Là où la marginalité de Creed Jr. n’était qu’une façade à laquelle seule la jeune génération actuelle pouvait se raccrocher –elle-aussi nostalgique d’un passé glorieux et embarrassée par un héritage mirobolant la forçant à suivre un chemin déjà tracé – Eddie est une figure universelle à laquelle petits et grands peuvent s’identifier. Ses aspirations sont en effet beaucoup plus fédératrices que celles, très égoïstes, de Creed Jr. qui ne souhaitaient se prouver qu’à lui-même qu’il était digne de ses pairs, là où Eddie tend à devenir une inspiration générale ainsi qu’une incarnation de la persévérance et de l’insoumission à un système n’ayant cure de l’exploit ou du rêve et où les sponsors et l’argent sont rois.

On peut alors penser à un autre film sportif mésestimé dont le propos était assez similaire. Sans atteindre un centième de l’originalité radicale du fabuleux SPEED RACER des Wachowski, EDDIE THE EAGLE s’en rapproche pourtant par cette représentation enjouée, quasi fantasmagorique, de la lutte d’un marginal qui finit par secouer les fondations d’une structure qui s’était jusque-là attelée à détourner le monde du sport de ses valeurs premières. Les exploits de Speed Racer et d’Eddie « l’Aigle » viennent ainsi rappeler au public et aux tenants de l’industrie sportive que la participation, l’effort et le dépassement de soi doivent impérativement prédominer sur l’empilement de médailles et de richesses ou la « simple » obtention de la gloire. L’exécution de ces performances physiques « subversives » est carrément comparée à un accomplissement d’ordre esthétique par les trois cinéastes. Un acte artistiquement mais aussi sexuellement connoté puisqu’il plonge les athlètes dans un état de transe assez proche d’un coït ; si le parallèle entre l’expérience directe ou indirecte de l’exploit sportif final avec l’acte sexuel n’était toutefois qu’imagé dans SPEED RACER, il est très explicite dans EDDIE THE EAGLE.

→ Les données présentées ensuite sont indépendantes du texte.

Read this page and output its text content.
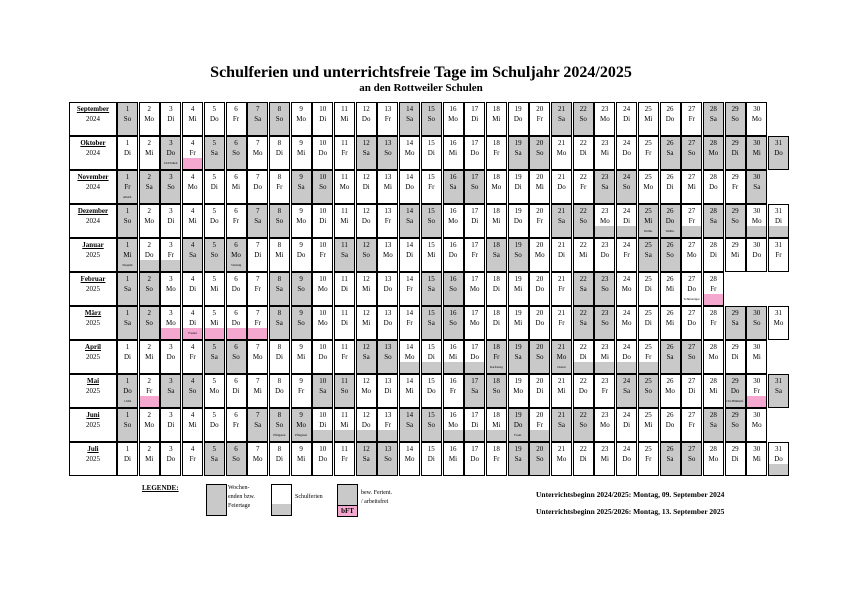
Schulferien und unterrichtsfreie Tage im Schuljahr 2024/2025
an den Rottweiler Schulen
September
2024
1
So
2
Mo
3
Di
4
Mi
5
Do
6
Fr
7
Sa
8
So
9
Mo
10
Di
11
Mi
12
Do
13
Fr
14
Sa
15
So
16
Mo
17
Di
18
Mi
19
Do
20
Fr
21
Sa
22
So
23
Mo
24
Di
25
Mi
26
Do
27
Fr
28
Sa
29
So
30
Mo
Oktober
2024
1
Di
2
Mi
3
Do
Dt.Einheit
4
Fr
5
Sa
6
So
7
Mo
8
Di
9
Mi
10
Do
11
Fr
12
Sa
13
So
14
Mo
15
Di
16
Mi
17
Do
18
Fr
19
Sa
20
So
21
Mo
22
Di
23
Mi
24
Do
25
Fr
26
Sa
27
So
28
Mo
29
Di
30
Mi
31
Do
November
2024
1
Fr
Allerh.
2
Sa
3
So
4
Mo
5
Di
6
Mi
7
Do
8
Fr
9
Sa
10
So
11
Mo
12
Di
13
Mi
14
Do
15
Fr
16
Sa
17
So
18
Mo
19
Di
20
Mi
21
Do
22
Fr
23
Sa
24
So
25
Mo
26
Di
27
Mi
28
Do
29
Fr
30
Sa
Dezember
2024
1
So
2
Mo
3
Di
4
Mi
5
Do
6
Fr
7
Sa
8
So
9
Mo
10
Di
11
Mi
12
Do
13
Fr
14
Sa
15
So
16
Mo
17
Di
18
Mi
19
Do
20
Fr
21
Sa
22
So
23
Mo
24
Di
25
Mi
Weihn.
26
Do
Weihn.
27
Fr
28
Sa
29
So
30
Mo
31
Di
Januar
2025
1
Mi
Neujahr
2
Do
3
Fr
4
Sa
5
So
6
Mo
3 König
7
Di
8
Mi
9
Do
10
Fr
11
Sa
12
So
13
Mo
14
Di
15
Mi
16
Do
17
Fr
18
Sa
19
So
20
Mo
21
Di
22
Mi
23
Do
24
Fr
25
Sa
26
So
27
Mo
28
Di
29
Mi
30
Do
31
Fr
Februar
2025
1
Sa
2
So
3
Mo
4
Di
5
Mi
6
Do
7
Fr
8
Sa
9
So
10
Mo
11
Di
12
Mi
13
Do
14
Fr
15
Sa
16
So
17
Mo
18
Di
19
Mi
20
Do
21
Fr
22
Sa
23
So
24
Mo
25
Di
26
Mi
27
Do
Schmotziger
28
Fr
März
2025
1
Sa
2
So
3
Mo
4
Di
Fasnet
5
Mi
6
Do
7
Fr
8
Sa
9
So
10
Mo
11
Di
12
Mi
13
Do
14
Fr
15
Sa
16
So
17
Mo
18
Di
19
Mi
20
Do
21
Fr
22
Sa
23
So
24
Mo
25
Di
26
Mi
27
Do
28
Fr
29
Sa
30
So
31
Mo
April
2025
1
Di
2
Mi
3
Do
4
Fr
5
Sa
6
So
7
Mo
8
Di
9
Mi
10
Do
11
Fr
12
Sa
13
So
14
Mo
15
Di
16
Mi
17
Do
18
Fr
Karfreitag
19
Sa
20
So
21
Mo
Ostern
22
Di
23
Mi
24
Do
25
Fr
26
Sa
27
So
28
Mo
29
Di
30
Mi
Mai
2025
1
Do
1.Mai
2
Fr
3
Sa
4
So
5
Mo
6
Di
7
Mi
8
Do
9
Fr
10
Sa
11
So
12
Mo
13
Di
14
Mi
15
Do
16
Fr
17
Sa
18
So
19
Mo
20
Di
21
Mi
22
Do
23
Fr
24
Sa
25
So
26
Mo
27
Di
28
Mi
29
Do
Chr.Himmelf.
30
Fr
31
Sa
Juni
2025
1
So
2
Mo
3
Di
4
Mi
5
Do
6
Fr
7
Sa
8
So
Pfingsten
9
Mo
Pfingsten
10
Di
11
Mi
12
Do
13
Fr
14
Sa
15
So
16
Mo
17
Di
18
Mi
19
Do
Fronl.
20
Fr
21
Sa
22
So
23
Mo
24
Di
25
Mi
26
Do
27
Fr
28
Sa
29
So
30
Mo
Juli
2025
1
Di
2
Mi
3
Do
4
Fr
5
Sa
6
So
7
Mo
8
Di
9
Mi
10
Do
11
Fr
12
Sa
13
So
14
Mo
15
Di
16
Mi
17
Do
18
Fr
19
Sa
20
So
21
Mo
22
Di
23
Mi
24
Do
25
Fr
26
Sa
27
So
28
Mo
29
Di
30
Mi
31
Do
LEGENDE:	Wochen-
enden bzw.
Feiertage
Schulferien
bFT
bew. Ferient.
/ arbeitsfrei
Unterrichtsbeginn 2024/2025: Montag, 09. September 2024
Unterrichtsbeginn 2025/2026: Montag, 13. September 2025
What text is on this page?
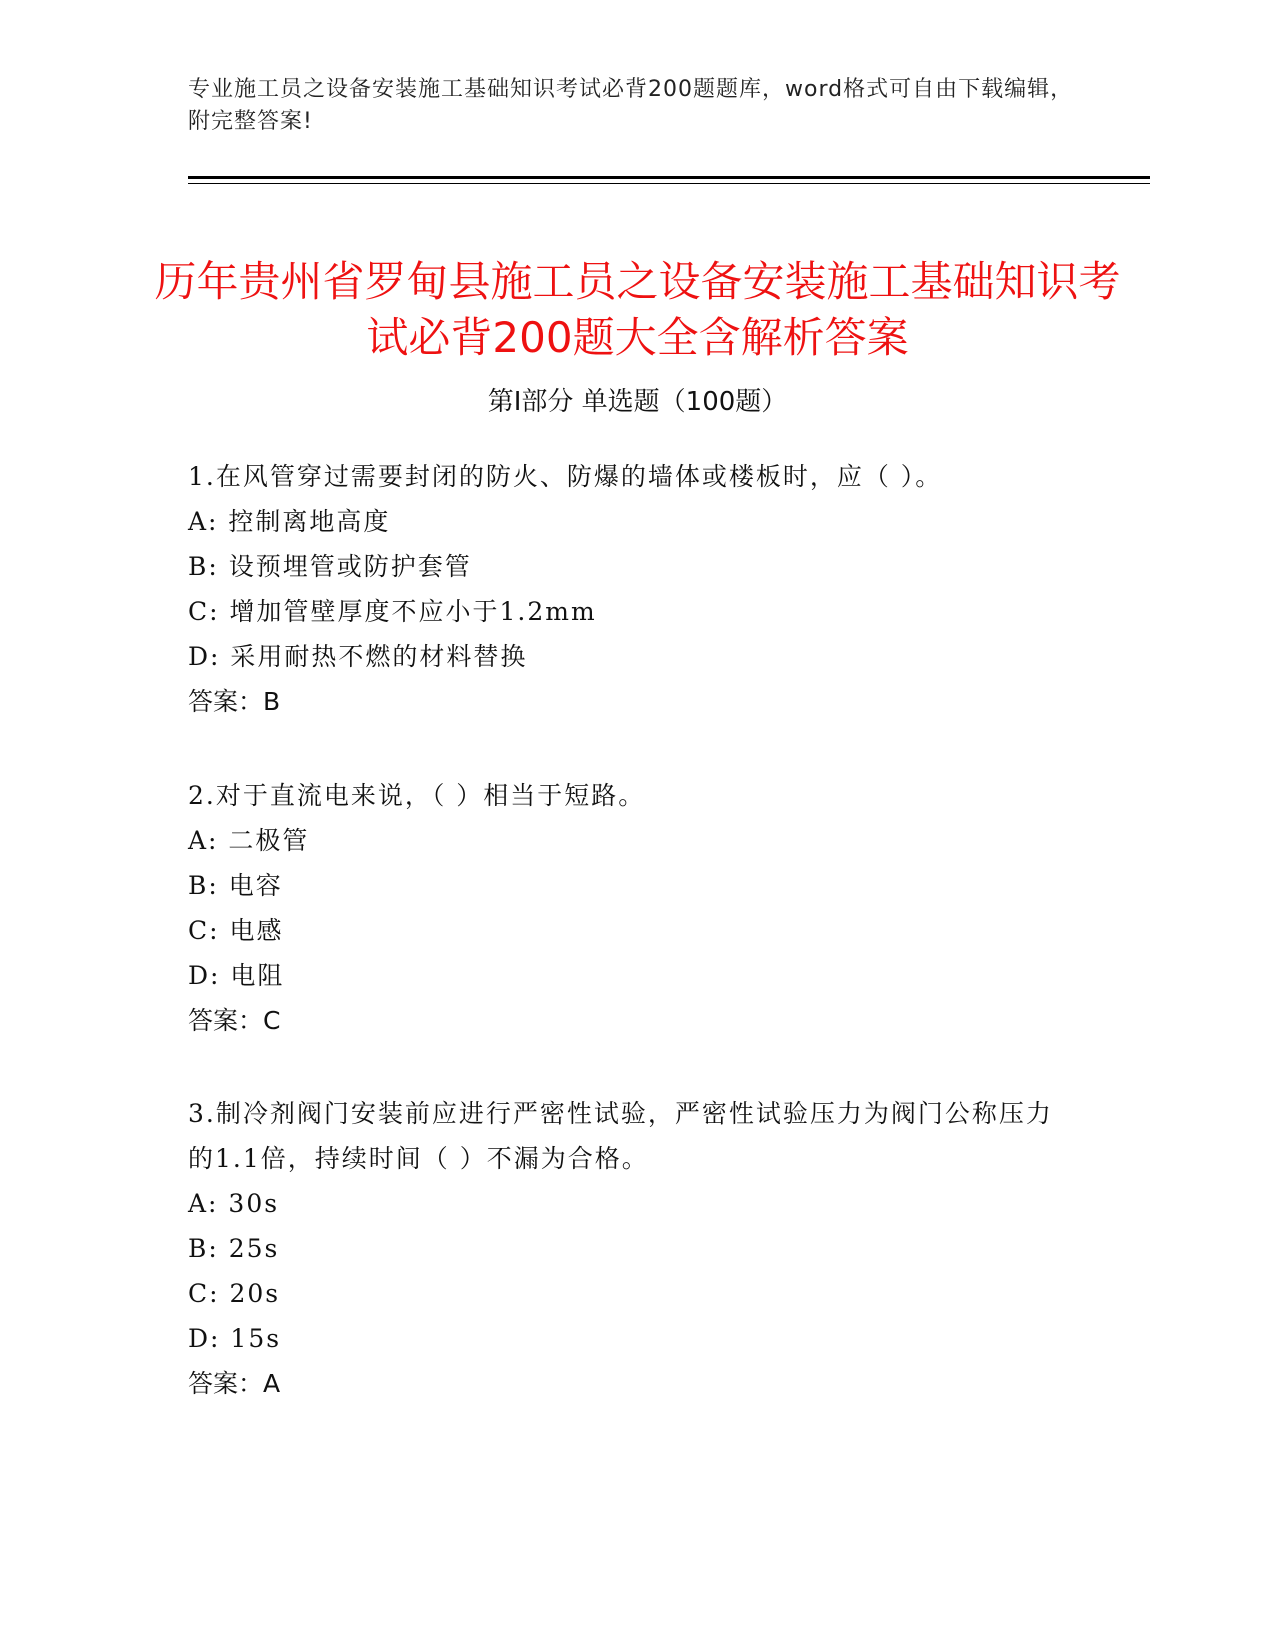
专业施工员之设备安装施工基础知识考试必背200题题库，word格式可自由下载编辑，附完整答案!
历年贵州省罗甸县施工员之设备安装施工基础知识考试必背200题大全含解析答案
第I部分 单选题（100题）

1.在风管穿过需要封闭的防火、防爆的墙体或楼板时，应（ ）。

A: 控制离地高度

B: 设预埋管或防护套管

C: 增加管壁厚度不应小于1.2mm

D: 采用耐热不燃的材料替换

答案：B

2.对于直流电来说，（ ）相当于短路。

A: 二极管

B: 电容

C: 电感

D: 电阻

答案：C

3.制冷剂阀门安装前应进行严密性试验，严密性试验压力为阀门公称压力的1.1倍，持续时间（ ）不漏为合格。

A: 30s

B: 25s

C: 20s

D: 15s

答案：A
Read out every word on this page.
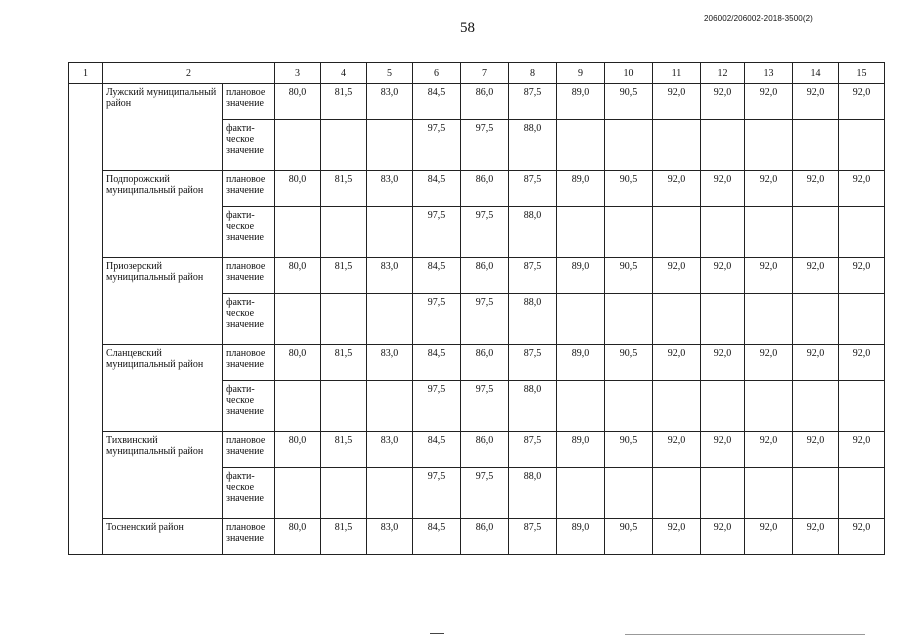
58
206002/206002-2018-3500(2)
1	2		3	4	5	6	7	8	9	10	11	12	13	14	15
	Лужский муниципальный район	плановое значение	80,0	81,5	83,0	84,5	86,0	87,5	89,0	90,5	92,0	92,0	92,0	92,0	92,0
		факти-ческое значение				97,5	97,5	88,0							
	Подпорожский муниципальный район	плановое значение	80,0	81,5	83,0	84,5	86,0	87,5	89,0	90,5	92,0	92,0	92,0	92,0	92,0
		факти-ческое значение				97,5	97,5	88,0							
	Приозерский муниципальный район	плановое значение	80,0	81,5	83,0	84,5	86,0	87,5	89,0	90,5	92,0	92,0	92,0	92,0	92,0
		факти-ческое значение				97,5	97,5	88,0							
	Сланцевский муниципальный район	плановое значение	80,0	81,5	83,0	84,5	86,0	87,5	89,0	90,5	92,0	92,0	92,0	92,0	92,0
		факти-ческое значение				97,5	97,5	88,0							
	Тихвинский муниципальный район	плановое значение	80,0	81,5	83,0	84,5	86,0	87,5	89,0	90,5	92,0	92,0	92,0	92,0	92,0
		факти-ческое значение				97,5	97,5	88,0							
	Тосненский район	плановое значение	80,0	81,5	83,0	84,5	86,0	87,5	89,0	90,5	92,0	92,0	92,0	92,0	92,0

C’est probablement là que réside la clé de la force du film de Fletcher car ce dernier calque son rythme sur celui d’un rapport sexuel, rejoignant en cela la démarche d’Eddie après que son entraineur lui ait fait comprendre que l’attitude à avoir lors de chaque saut était la même que celle qu’il devrait avoir s’il faisait l’amour à son actrice préférée. Il n’est par conséquent pas surprenant que le final nous laisse si extatique, et ce d’autant plus que le film refuse de s’enfermer dans une tonalité solennelle. Sa manière de jongler avec des ruptures brutales et sa capacité à mêler harmonieusement d’une scène à une autre des émotions qui auraient pu ne pas se marier adéquatement font d’EDDIE THE EAGLE une œuvre joyeuse, colorée, gentiment barrée (anglaise donc) et surtout sacrément généreuse. Elle fait passer le spectateur par une série d’états allant de l’euphorie au désarroi, de l’émerveillement à l’angoisse, entre autres grâce à la mise en image efficace de ce sport vertigineux qui n’avait jusque-là pas eu droit à un traitement cinématographique digne de ce nom.

Et que demander de plus lorsqu’une aussi charmante histoire se retrouve en plus enrobée dans un joli paquet cadeau grâce à sa photographie chatoyante et rétro, son montage précis et dynamique, ses cadrages pertinents sans être tape-à-l’œil, sa bande son « eighties » qui n’est pas sans rappeler celle d’Hans Zimmer pour JOUR DE TONNERRE de Tony Scott (c’est dire si elle justifie à elle-seule le visionnage du film), et bien évidemment son casting impeccable et très enthousiaste. Le film obtient déjà aisément notre sympathie en donnant un rôle sur mesure à Hugh Jackman (l’acteur le plus cool du monde), jouant un de ces personnages bourru au grand cœur qu’il maîtrise à la perfection (on pense à sa prestation d’entraineur désabusé dans le sympathique REAL STEAL de Shawn Levy). Mais il en rajoute une couche en faisant intervenir les adorables Jim Broadbent et Christopher Walken (le second acteur le plus cool du monde) dans des petits rôles au cours des vingt dernières minutes. Cependant le centre d’attention demeure Taron Egerton que l’on avait découvert dans KINGSMAN et qui est non seulement méconnaissable mais aussi et surtout très convainquant dans le rôle de ce jeune homme maladroit mais déterminé, un personnage aux antipodes de l'apprenti espion qui l’avait brusquement mis sous les feux des projecteurs. Aucun doute n'est possible à la fin de la projection : le véritable héritier de Rocky, c'est Eddie.